10 comentários em “A conscientização sobre o autismo começa dentro de casa”

  1. Roberta Guimarães Busemeyer Lise

    Em uma das minhas madrugadas de mãe atípica. Daquelas cheias de neuras na cabeça. Esse texto maravilhoso chega até mim. Gratidão

  2. Sou uma pessoa autista, e agradeço pelo depoimento, pois ainda existe muito desconhecimento sobre o autismo. Por exemplo: não existe apenas um tipo de autismo e sim um espectro, ele se manifesta de formas diferentes em pessoas diferentes. E não há evidência científica que indique que qualquer substância cause autismo. Para mais informações, indico o site do Introvertendo (https://www.introvertendo.com.br/), que é um podcast, mas no site também tem as transcrições de seus episódios e outros textos especíicos falando sobre a condição.

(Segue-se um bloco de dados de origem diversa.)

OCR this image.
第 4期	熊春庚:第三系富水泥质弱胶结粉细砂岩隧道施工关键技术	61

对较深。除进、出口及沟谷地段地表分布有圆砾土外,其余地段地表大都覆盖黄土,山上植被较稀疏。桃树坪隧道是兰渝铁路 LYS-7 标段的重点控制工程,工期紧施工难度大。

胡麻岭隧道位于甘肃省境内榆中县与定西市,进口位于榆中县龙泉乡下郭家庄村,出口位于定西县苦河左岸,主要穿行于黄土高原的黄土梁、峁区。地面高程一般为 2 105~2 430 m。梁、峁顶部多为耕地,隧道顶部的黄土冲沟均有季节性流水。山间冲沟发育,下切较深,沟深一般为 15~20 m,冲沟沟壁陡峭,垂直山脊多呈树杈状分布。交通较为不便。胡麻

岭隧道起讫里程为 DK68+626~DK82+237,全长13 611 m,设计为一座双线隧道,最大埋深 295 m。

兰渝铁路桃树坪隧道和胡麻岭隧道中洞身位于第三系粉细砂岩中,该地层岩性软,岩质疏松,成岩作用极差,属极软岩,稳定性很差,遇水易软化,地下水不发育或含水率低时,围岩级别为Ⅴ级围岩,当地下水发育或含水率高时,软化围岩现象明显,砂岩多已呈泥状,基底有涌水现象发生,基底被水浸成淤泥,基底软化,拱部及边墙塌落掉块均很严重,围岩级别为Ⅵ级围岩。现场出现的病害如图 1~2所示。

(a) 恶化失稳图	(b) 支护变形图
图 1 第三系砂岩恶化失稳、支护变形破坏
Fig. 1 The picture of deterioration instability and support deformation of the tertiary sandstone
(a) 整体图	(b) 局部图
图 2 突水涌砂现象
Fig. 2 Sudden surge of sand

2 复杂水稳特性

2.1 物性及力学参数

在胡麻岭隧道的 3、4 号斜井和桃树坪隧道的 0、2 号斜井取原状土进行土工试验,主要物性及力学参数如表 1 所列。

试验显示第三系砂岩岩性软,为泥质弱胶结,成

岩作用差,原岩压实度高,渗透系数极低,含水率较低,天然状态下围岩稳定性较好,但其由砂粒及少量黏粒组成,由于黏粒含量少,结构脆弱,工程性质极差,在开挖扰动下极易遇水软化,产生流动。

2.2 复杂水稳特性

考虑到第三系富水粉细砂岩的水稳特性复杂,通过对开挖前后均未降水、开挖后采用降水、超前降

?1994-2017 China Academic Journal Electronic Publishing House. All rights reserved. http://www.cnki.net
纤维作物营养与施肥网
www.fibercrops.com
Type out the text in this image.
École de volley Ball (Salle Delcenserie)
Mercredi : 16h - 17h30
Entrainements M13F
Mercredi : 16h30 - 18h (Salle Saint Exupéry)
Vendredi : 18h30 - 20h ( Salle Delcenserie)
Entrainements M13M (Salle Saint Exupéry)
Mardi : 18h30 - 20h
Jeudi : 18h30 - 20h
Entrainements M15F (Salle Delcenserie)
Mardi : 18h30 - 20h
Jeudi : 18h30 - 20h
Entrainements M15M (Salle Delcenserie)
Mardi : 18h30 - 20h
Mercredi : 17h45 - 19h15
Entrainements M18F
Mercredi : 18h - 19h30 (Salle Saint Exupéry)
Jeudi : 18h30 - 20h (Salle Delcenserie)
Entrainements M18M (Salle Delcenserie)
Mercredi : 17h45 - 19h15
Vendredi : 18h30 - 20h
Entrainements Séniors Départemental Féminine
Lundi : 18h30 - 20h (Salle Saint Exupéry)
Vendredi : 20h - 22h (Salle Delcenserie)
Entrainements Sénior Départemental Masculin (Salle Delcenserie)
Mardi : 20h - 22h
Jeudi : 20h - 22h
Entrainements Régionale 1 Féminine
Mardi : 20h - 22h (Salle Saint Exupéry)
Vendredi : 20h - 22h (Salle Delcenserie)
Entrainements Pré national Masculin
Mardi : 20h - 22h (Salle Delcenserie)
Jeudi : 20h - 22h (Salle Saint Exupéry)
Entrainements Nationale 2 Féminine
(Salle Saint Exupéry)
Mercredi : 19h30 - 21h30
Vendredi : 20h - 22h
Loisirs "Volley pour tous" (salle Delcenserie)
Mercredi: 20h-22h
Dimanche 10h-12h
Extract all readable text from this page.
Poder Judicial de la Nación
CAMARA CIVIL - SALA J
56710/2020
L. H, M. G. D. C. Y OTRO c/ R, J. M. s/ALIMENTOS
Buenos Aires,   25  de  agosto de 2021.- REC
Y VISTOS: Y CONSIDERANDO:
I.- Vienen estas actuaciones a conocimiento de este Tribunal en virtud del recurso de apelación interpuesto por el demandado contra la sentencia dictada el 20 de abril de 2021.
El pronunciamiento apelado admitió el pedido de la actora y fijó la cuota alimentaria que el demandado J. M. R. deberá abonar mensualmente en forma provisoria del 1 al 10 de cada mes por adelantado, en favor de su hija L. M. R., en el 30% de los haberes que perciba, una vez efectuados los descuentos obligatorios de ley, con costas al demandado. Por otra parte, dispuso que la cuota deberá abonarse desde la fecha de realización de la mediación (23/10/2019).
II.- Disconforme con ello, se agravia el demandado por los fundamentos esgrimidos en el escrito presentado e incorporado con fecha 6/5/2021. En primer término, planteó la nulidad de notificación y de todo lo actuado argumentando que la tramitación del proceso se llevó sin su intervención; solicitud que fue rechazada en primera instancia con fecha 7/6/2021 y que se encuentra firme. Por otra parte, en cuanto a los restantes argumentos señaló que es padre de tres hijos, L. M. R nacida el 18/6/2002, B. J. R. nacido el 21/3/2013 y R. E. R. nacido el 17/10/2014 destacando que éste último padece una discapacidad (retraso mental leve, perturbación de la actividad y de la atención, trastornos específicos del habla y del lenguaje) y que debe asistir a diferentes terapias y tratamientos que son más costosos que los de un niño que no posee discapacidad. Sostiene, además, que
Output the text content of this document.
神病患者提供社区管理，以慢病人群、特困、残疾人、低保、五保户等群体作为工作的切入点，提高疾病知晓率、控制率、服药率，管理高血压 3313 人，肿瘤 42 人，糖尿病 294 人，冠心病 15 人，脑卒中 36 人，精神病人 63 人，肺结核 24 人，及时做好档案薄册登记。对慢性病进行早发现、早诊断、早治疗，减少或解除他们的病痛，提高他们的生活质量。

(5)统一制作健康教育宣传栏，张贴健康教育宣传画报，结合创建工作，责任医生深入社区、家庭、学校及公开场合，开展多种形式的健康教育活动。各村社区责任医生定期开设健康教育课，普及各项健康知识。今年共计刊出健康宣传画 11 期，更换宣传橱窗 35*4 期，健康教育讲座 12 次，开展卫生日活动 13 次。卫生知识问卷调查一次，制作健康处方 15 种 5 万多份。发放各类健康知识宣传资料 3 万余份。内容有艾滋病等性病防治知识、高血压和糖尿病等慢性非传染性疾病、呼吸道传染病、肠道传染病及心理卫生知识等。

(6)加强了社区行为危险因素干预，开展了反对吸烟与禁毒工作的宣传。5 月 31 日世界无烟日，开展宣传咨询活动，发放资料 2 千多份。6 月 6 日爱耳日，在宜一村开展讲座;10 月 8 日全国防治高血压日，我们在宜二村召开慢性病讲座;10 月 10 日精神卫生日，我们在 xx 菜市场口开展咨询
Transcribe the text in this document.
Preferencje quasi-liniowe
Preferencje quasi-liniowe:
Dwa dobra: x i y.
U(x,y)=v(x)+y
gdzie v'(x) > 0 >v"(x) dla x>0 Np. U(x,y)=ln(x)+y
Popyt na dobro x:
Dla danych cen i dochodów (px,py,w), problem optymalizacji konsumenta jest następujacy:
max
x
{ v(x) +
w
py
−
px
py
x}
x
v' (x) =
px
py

  3. Adriana, há anos nos conhecemos e acompanho sua jornada. Sua sensibilidade e capacidade de abraçar suas vulnerabilidades é admirável, sua coragem de abrir para nós num texto íntegro e delicado a sua caminhada, os seus dilemas, fragilidades e superações me tocou profundamente. Te admiro demais!!

  4. Perfeito texto. De fato, já percebi tbm que dentro de casa e dentro de nós também é preciso um processo de conscientização e esclarecimento. Obrigada pelo texto! ????

  5. Muito boa a matéria. Penso que ele tem um autismo diferente. Por já vi autista severamente agressivos. Os cientistas da neurociência cada dia estão descobrindo vários transtornos. Muita química nociva. Principalmente para as mulheres que são cobaias para tudo. Cosméticos pílulas novas. Remédios para cânceres. Com a pandemia só Deus sabe as consequências.